The bodyshop and paintshop in BMW’s plant in Spartanburg, US, have long been dominated by cage-bound industrial robots that take on monotonous, dangerous or high-precision tasks such as welding and heavy lifting.
 But robots were more scarce on the final assembly line, as workers need to perform intricate tasks in the vehicle interior without the risk of being clobbered by a heavy robot arm.
 Now BMW is bringing robots out from behind their cages to work side-by-side with workers on the assembly line. Lightweight “collaborative” robots manufactured by Denmark’s Universal Robots help to fit doors with sound and moisture insulation, a task that previously required workers to use a manual roller that risked straining older workers’ wrists.
 “Being able to reliably put a robot outside the “safety cage” and have it work with a human is a massive change for industry, and means you can have a strong precise robot help a weak dexterous human,” says Rich Walker of Shadow Robots, a UK robotics research company.
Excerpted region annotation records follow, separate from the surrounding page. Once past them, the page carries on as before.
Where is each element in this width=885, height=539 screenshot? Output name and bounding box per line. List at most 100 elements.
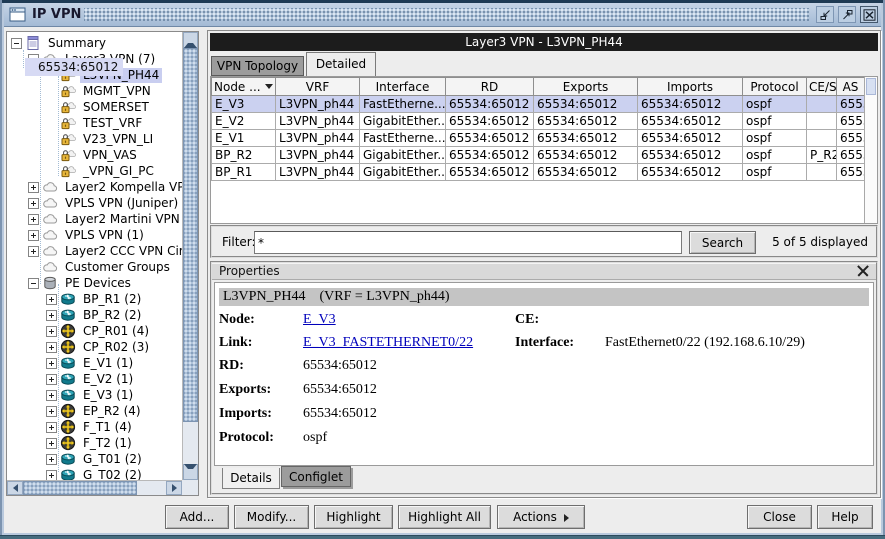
tree-item[interactable]: SOMERSET: [7, 99, 182, 115]
filter-input[interactable]: [254, 231, 682, 254]
tree-item[interactable]: TEST_VRF: [7, 115, 182, 131]
tab-details[interactable]: Details: [222, 468, 280, 489]
expander-expand-icon[interactable]: [46, 390, 57, 401]
expander-expand-icon[interactable]: [46, 310, 57, 321]
iconify-icon[interactable]: [816, 6, 834, 23]
close-button[interactable]: Close: [747, 505, 812, 529]
expander-expand-icon[interactable]: [46, 358, 57, 369]
tree-item[interactable]: Customer Groups: [7, 259, 182, 275]
tree-item[interactable]: E_V1 (1): [7, 355, 182, 371]
scroll-up-icon[interactable]: [183, 32, 198, 48]
add-button[interactable]: Add...: [165, 505, 229, 529]
tab-configlet[interactable]: Configlet: [281, 466, 351, 487]
table-row[interactable]: E_V1L3VPN_ph44FastEtherne...65534:650126…: [212, 130, 865, 147]
maximize-icon[interactable]: [838, 6, 856, 23]
title-bar[interactable]: IP VPN: [4, 3, 881, 27]
tree-item[interactable]: Layer2 Martini VPN C: [7, 211, 182, 227]
tree-item[interactable]: PE Devices: [7, 275, 182, 291]
expander-expand-icon[interactable]: [46, 454, 57, 465]
column-header-node[interactable]: Node ...: [212, 78, 276, 96]
close-icon[interactable]: [857, 265, 869, 277]
tree-item-label: F_T2 (1): [80, 436, 135, 451]
expander-expand-icon[interactable]: [28, 230, 39, 241]
expander-expand-icon[interactable]: [46, 422, 57, 433]
tree-item[interactable]: VPLS VPN (Juniper) (: [7, 195, 182, 211]
column-header-rd[interactable]: RD: [446, 78, 534, 96]
cell: L3VPN_ph44: [276, 130, 360, 147]
tree-item-label: VPLS VPN (Juniper) (: [62, 196, 182, 211]
close-icon[interactable]: [860, 6, 878, 23]
column-header-protocol[interactable]: Protocol: [743, 78, 807, 96]
actions-menu-button[interactable]: Actions: [497, 505, 585, 529]
vertical-scroll-thumb[interactable]: [183, 48, 198, 422]
scroll-right-icon[interactable]: [166, 481, 182, 495]
tree-horizontal-scrollbar[interactable]: [7, 480, 182, 495]
help-button[interactable]: Help: [817, 505, 873, 529]
table-vertical-scrollbar[interactable]: [864, 77, 877, 223]
scroll-down-icon[interactable]: [183, 464, 198, 480]
detail-tabs: VPN Topology Detailed: [211, 52, 877, 76]
highlight-button[interactable]: Highlight: [314, 505, 393, 529]
tree-item[interactable]: MGMT_VPN: [7, 83, 182, 99]
column-header-ce[interactable]: CE/S...: [807, 78, 837, 96]
expander-expand-icon[interactable]: [28, 198, 39, 209]
tree-item[interactable]: CP_R01 (4): [7, 323, 182, 339]
highlight-all-button[interactable]: Highlight All: [398, 505, 491, 529]
expander-expand-icon[interactable]: [46, 326, 57, 337]
tree-item-label: _VPN_GI_PC: [80, 164, 157, 179]
tree-vertical-scrollbar[interactable]: [182, 32, 198, 480]
tree-item[interactable]: BP_R2 (2): [7, 307, 182, 323]
lock-cloud-icon: [60, 131, 77, 147]
router-icon: [60, 467, 77, 480]
expander-expand-icon[interactable]: [46, 406, 57, 417]
tree-item[interactable]: EP_R2 (4): [7, 403, 182, 419]
tree-item[interactable]: E_V3 (1): [7, 387, 182, 403]
node-link[interactable]: E_V3: [303, 310, 336, 330]
tree-item[interactable]: Layer2 CCC VPN Circ: [7, 243, 182, 259]
table-row[interactable]: E_V2L3VPN_ph44GigabitEther...65534:65012…: [212, 113, 865, 130]
expander-expand-icon[interactable]: [46, 438, 57, 449]
expander-expand-icon[interactable]: [28, 214, 39, 225]
tree-item[interactable]: Layer2 Kompella VPN: [7, 179, 182, 195]
tree-item[interactable]: Summary: [7, 35, 182, 51]
search-button[interactable]: Search: [689, 231, 756, 254]
tree-item[interactable]: V23_VPN_LI: [7, 131, 182, 147]
expander-expand-icon[interactable]: [46, 294, 57, 305]
tree-item[interactable]: BP_R1 (2): [7, 291, 182, 307]
table-row-selected[interactable]: E_V3L3VPN_ph44FastEtherne...65534:650126…: [212, 96, 865, 113]
tree-item[interactable]: F_T2 (1): [7, 435, 182, 451]
table-scroll-thumb[interactable]: [866, 78, 876, 95]
column-header-exports[interactable]: Exports: [534, 78, 638, 96]
tab-detailed[interactable]: Detailed: [306, 52, 376, 76]
column-header-vrf[interactable]: VRF: [276, 78, 360, 96]
table-row[interactable]: BP_R1L3VPN_ph44GigabitEther...65534:6501…: [212, 164, 865, 181]
cell: ospf: [743, 96, 807, 113]
tree-item[interactable]: G_T01 (2): [7, 451, 182, 467]
cloud-icon: [42, 243, 59, 259]
column-header-imports[interactable]: Imports: [638, 78, 743, 96]
expander-expand-icon[interactable]: [46, 342, 57, 353]
expander-expand-icon[interactable]: [46, 374, 57, 385]
tree-item[interactable]: CP_R02 (3): [7, 339, 182, 355]
expander-expand-icon[interactable]: [28, 182, 39, 193]
scroll-left-icon[interactable]: [7, 481, 23, 495]
tree-item[interactable]: VPLS VPN (1): [7, 227, 182, 243]
expander-collapse-icon[interactable]: [11, 38, 22, 49]
horizontal-scroll-thumb[interactable]: [23, 481, 137, 495]
column-header-as[interactable]: AS: [837, 78, 865, 96]
tree-item[interactable]: E_V2 (1): [7, 371, 182, 387]
tree-item[interactable]: F_T1 (4): [7, 419, 182, 435]
expander-expand-icon[interactable]: [46, 470, 57, 481]
tab-vpn-topology[interactable]: VPN Topology: [211, 56, 304, 76]
summary-icon: [25, 35, 42, 51]
column-header-interface[interactable]: Interface: [360, 78, 446, 96]
expander-expand-icon[interactable]: [28, 246, 39, 257]
expander-collapse-icon[interactable]: [28, 278, 39, 289]
modify-button[interactable]: Modify...: [234, 505, 309, 529]
tree-item[interactable]: _VPN_GI_PC: [7, 163, 182, 179]
lock-cloud-icon: [60, 163, 77, 179]
link-link[interactable]: E_V3_FASTETHERNET0/22: [303, 333, 473, 353]
table-row[interactable]: BP_R2L3VPN_ph44GigabitEther...65534:6501…: [212, 147, 865, 164]
tree-item[interactable]: VPN_VAS: [7, 147, 182, 163]
tree-item[interactable]: G_T02 (2): [7, 467, 182, 480]
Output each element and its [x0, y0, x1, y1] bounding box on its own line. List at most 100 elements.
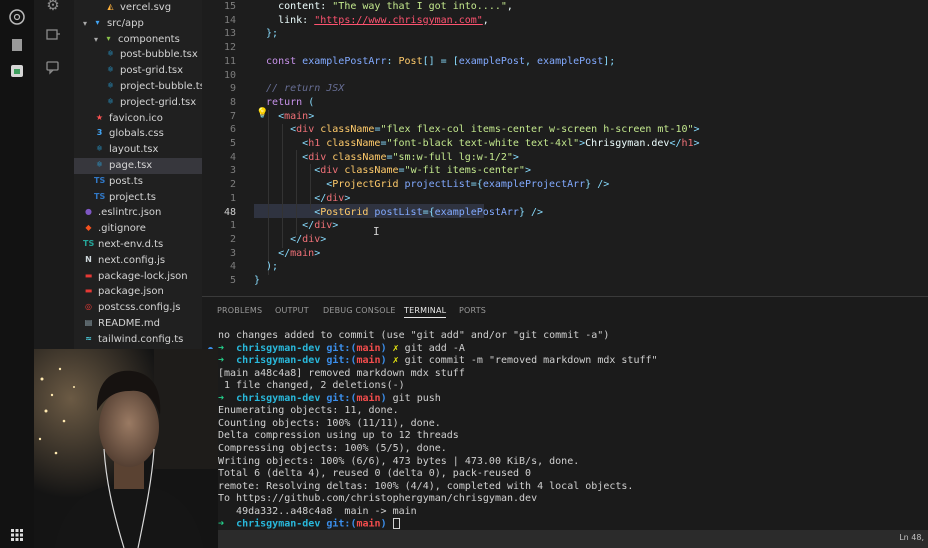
code-line[interactable]: 14 link: "https://www.chrisgyman.com", — [202, 14, 928, 28]
file-tree-item[interactable]: TS next-env.d.ts — [74, 237, 202, 253]
npm-file-icon: ▬ — [84, 286, 93, 296]
code-line[interactable]: 7 <main> — [202, 110, 928, 124]
file-tree-item[interactable]: ⚛ layout.tsx — [74, 142, 202, 158]
file-tree-label: globals.css — [109, 128, 164, 140]
code-line[interactable]: 10 — [202, 69, 928, 83]
svg-file-icon: ◭ — [107, 2, 114, 11]
file-tree-item[interactable]: ⚛ post-bubble.tsx — [74, 47, 202, 63]
file-tree-item[interactable]: ⚛ page.tsx — [74, 158, 202, 174]
chrome-circle-icon[interactable] — [8, 8, 26, 26]
file-tree-label: package-lock.json — [98, 270, 188, 282]
folder-open-icon: ▾ — [106, 33, 111, 43]
eslint-file-icon: ● — [85, 207, 92, 217]
code-text: <div className="flex flex-col items-cent… — [254, 124, 700, 136]
file-tree-item[interactable]: ◆ .gitignore — [74, 221, 202, 237]
file-tree-item[interactable]: ⚛ post-grid.tsx — [74, 63, 202, 79]
panel-tab-terminal[interactable]: TERMINAL — [404, 304, 447, 318]
code-line[interactable]: 4 <div className="sm:w-full lg:w-1/2"> — [202, 151, 928, 165]
activity-bar — [0, 0, 34, 548]
code-text: return ( — [254, 96, 315, 108]
file-tree-label: post-bubble.tsx — [120, 49, 198, 61]
file-tree-label: README.md — [98, 318, 161, 329]
code-line[interactable]: 4 ); — [202, 260, 928, 274]
line-number: 1 — [229, 220, 236, 232]
comments-icon[interactable] — [42, 58, 64, 80]
file-tree-item[interactable]: ▬ package.json — [74, 284, 202, 300]
file-tree-item[interactable]: TS project.ts — [74, 190, 202, 206]
code-text: <PostGrid postList={examplePostArr} /> — [254, 206, 544, 218]
favicon-file-icon: ★ — [95, 112, 104, 122]
file-tree-item[interactable]: ◭ vercel.svg — [74, 0, 202, 16]
file-icon[interactable] — [8, 36, 26, 54]
code-line[interactable]: 11 const examplePostArr: Post[] = [examp… — [202, 55, 928, 69]
panel-tab-debug-console[interactable]: DEBUG CONSOLE — [323, 304, 396, 318]
react-file-icon: ⚛ — [95, 144, 104, 154]
panel-tab-output[interactable]: OUTPUT — [275, 304, 309, 318]
bottom-panel: PROBLEMS OUTPUT DEBUG CONSOLE TERMINAL PORTS… — [202, 296, 928, 548]
code-line[interactable]: 9 // return JSX — [202, 82, 928, 96]
apps-grid-icon[interactable] — [8, 528, 26, 546]
code-line[interactable]: 48 <PostGrid postList={examplePostArr} /… — [202, 206, 928, 220]
terminal-line: Writing objects: 100% (6/6), 473 bytes |… — [218, 455, 580, 467]
prompt-arrow-icon: ➜ — [218, 342, 237, 354]
panel-tab-problems[interactable]: PROBLEMS — [217, 304, 262, 318]
file-tree-item[interactable]: 3 globals.css — [74, 126, 202, 142]
line-number: 11 — [223, 55, 236, 67]
line-number: 14 — [223, 14, 236, 26]
code-line[interactable]: 1 </div> — [202, 192, 928, 206]
line-number: 2 — [229, 179, 236, 191]
panel-tab-ports[interactable]: PORTS — [459, 304, 486, 318]
code-line[interactable]: 1 </div> — [202, 219, 928, 233]
code-line[interactable]: 5} — [202, 274, 928, 288]
file-tree-label: vercel.svg — [120, 2, 172, 13]
terminal-line: To https://github.com/christophergyman/c… — [218, 493, 538, 505]
code-text: <div className="sm:w-full lg:w-1/2"> — [254, 151, 519, 163]
panel-tab-bar: PROBLEMS OUTPUT DEBUG CONSOLE TERMINAL PORTS — [202, 297, 928, 323]
terminal-app-icon[interactable] — [8, 62, 26, 80]
code-line[interactable]: 6 <div className="flex flex-col items-ce… — [202, 123, 928, 137]
file-tree-item[interactable]: ⚛ project-bubble.tsx — [74, 79, 202, 95]
extensions-icon[interactable]: ⚙ — [42, 0, 64, 16]
terminal-line: Compressing objects: 100% (5/5), done. — [218, 442, 447, 454]
file-tree-item[interactable]: ▾ ▾ src/app — [74, 16, 202, 32]
dirty-mark-icon: ✗ — [386, 342, 399, 354]
code-line[interactable]: 3 </main> — [202, 247, 928, 261]
file-tree-item[interactable]: TS post.ts — [74, 174, 202, 190]
react-file-icon: ⚛ — [106, 65, 115, 75]
cursor-position[interactable]: Ln 48, — [899, 533, 924, 542]
line-number: 10 — [223, 69, 236, 81]
file-tree-label: package.json — [98, 286, 164, 298]
code-line[interactable]: 2 <ProjectGrid projectList={exampleProje… — [202, 178, 928, 192]
terminal-line: 49da332..a48c4a8 main -> main — [218, 505, 417, 517]
file-tree-item[interactable]: ▬ package-lock.json — [74, 269, 202, 285]
file-tree-item[interactable]: ◎ postcss.config.js — [74, 300, 202, 316]
chevron-down-icon[interactable]: ▾ — [94, 32, 103, 48]
code-line[interactable]: 8 return ( — [202, 96, 928, 110]
file-tree-label: layout.tsx — [109, 144, 159, 156]
prompt-arrow-icon: ➜ — [218, 392, 237, 404]
file-tree-item[interactable]: Nnext.config.js — [74, 253, 202, 269]
file-tree-item[interactable]: ★ favicon.ico — [74, 111, 202, 127]
code-line[interactable]: 15 content: "The way that I got into....… — [202, 0, 928, 14]
typescript-file-icon: TS — [94, 175, 106, 185]
file-tree-item[interactable]: ≈ tailwind.config.ts — [74, 332, 202, 348]
code-line[interactable]: 2 </div> — [202, 233, 928, 247]
remote-explorer-icon[interactable] — [42, 26, 64, 48]
code-line[interactable]: 12 — [202, 41, 928, 55]
code-line[interactable]: 5 <h1 className="font-black text-white t… — [202, 137, 928, 151]
file-tree-label: page.tsx — [109, 160, 153, 171]
tailwind-file-icon: ≈ — [85, 333, 92, 343]
code-line[interactable]: 13 }; — [202, 27, 928, 41]
file-tree-item[interactable]: ● .eslintrc.json — [74, 205, 202, 221]
file-tree-label: .gitignore — [98, 223, 146, 235]
file-tree-item[interactable]: ▤ README.md — [74, 316, 202, 332]
npm-file-icon: ▬ — [84, 270, 93, 280]
markdown-file-icon: ▤ — [84, 318, 93, 327]
line-number: 15 — [223, 1, 236, 12]
code-line[interactable]: 3 <div className="w-fit items-center"> — [202, 164, 928, 178]
file-tree-item[interactable]: ⚛ project-grid.tsx — [74, 95, 202, 111]
file-tree-item[interactable]: ▾ ▾ components — [74, 32, 202, 48]
code-editor[interactable]: 💡 I 15 content: "The way that I got into… — [202, 0, 928, 296]
code-text: link: "https://www.chrisgyman.com", — [254, 14, 489, 26]
chevron-down-icon[interactable]: ▾ — [83, 16, 92, 32]
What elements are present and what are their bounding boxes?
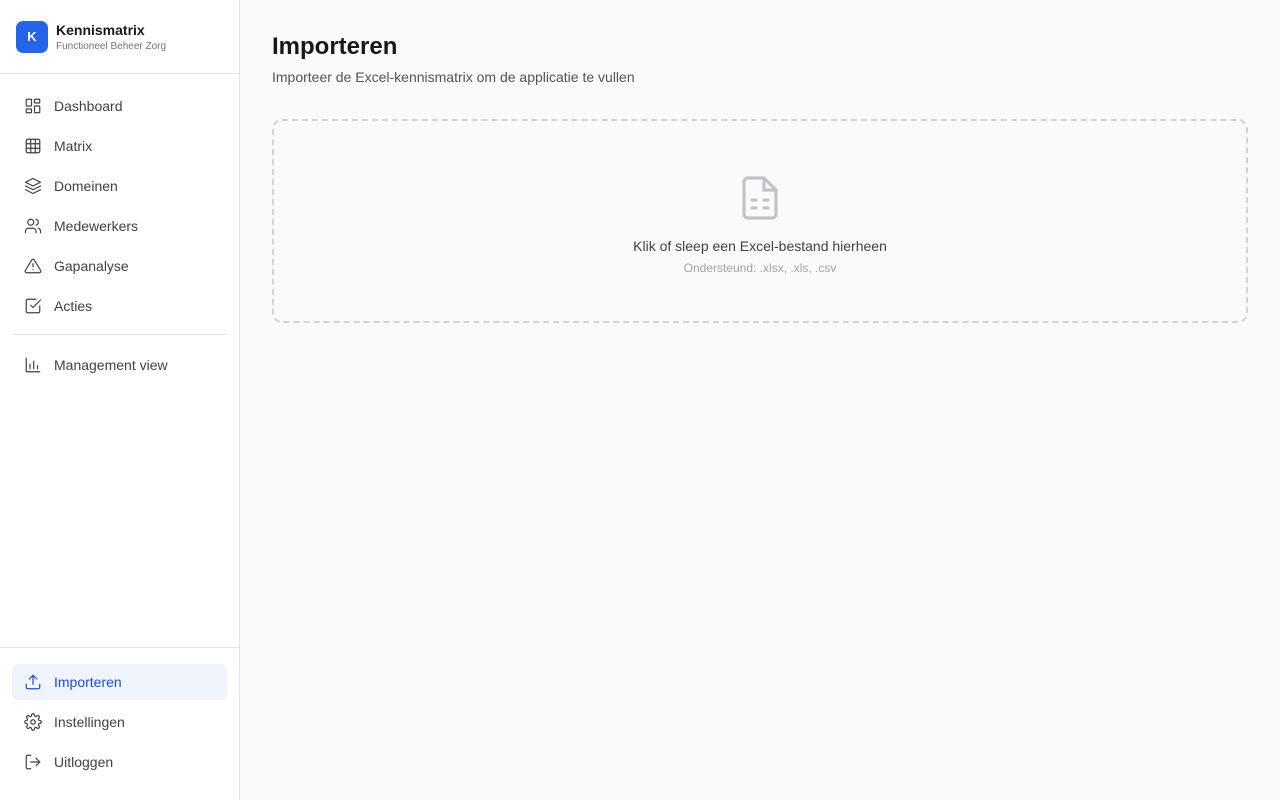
nav-item-uitloggen[interactable]: Uitloggen xyxy=(12,744,227,780)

 Human-machine collaboration is just one of several big trends in robotics that are opening up new markets and applications beyond automotive and semiconductor manufacturing, where robots have been a mainstay for decades.
 Advances in sensors, hydraulics, mobility, artificial intelligence, machine vision and big data are making robots more sensitive, flexible, precise and autonomous.
 This means robots can be employed beyond manufacturing to healthcare, the laboratory, logistics, agriculture and even the film industry.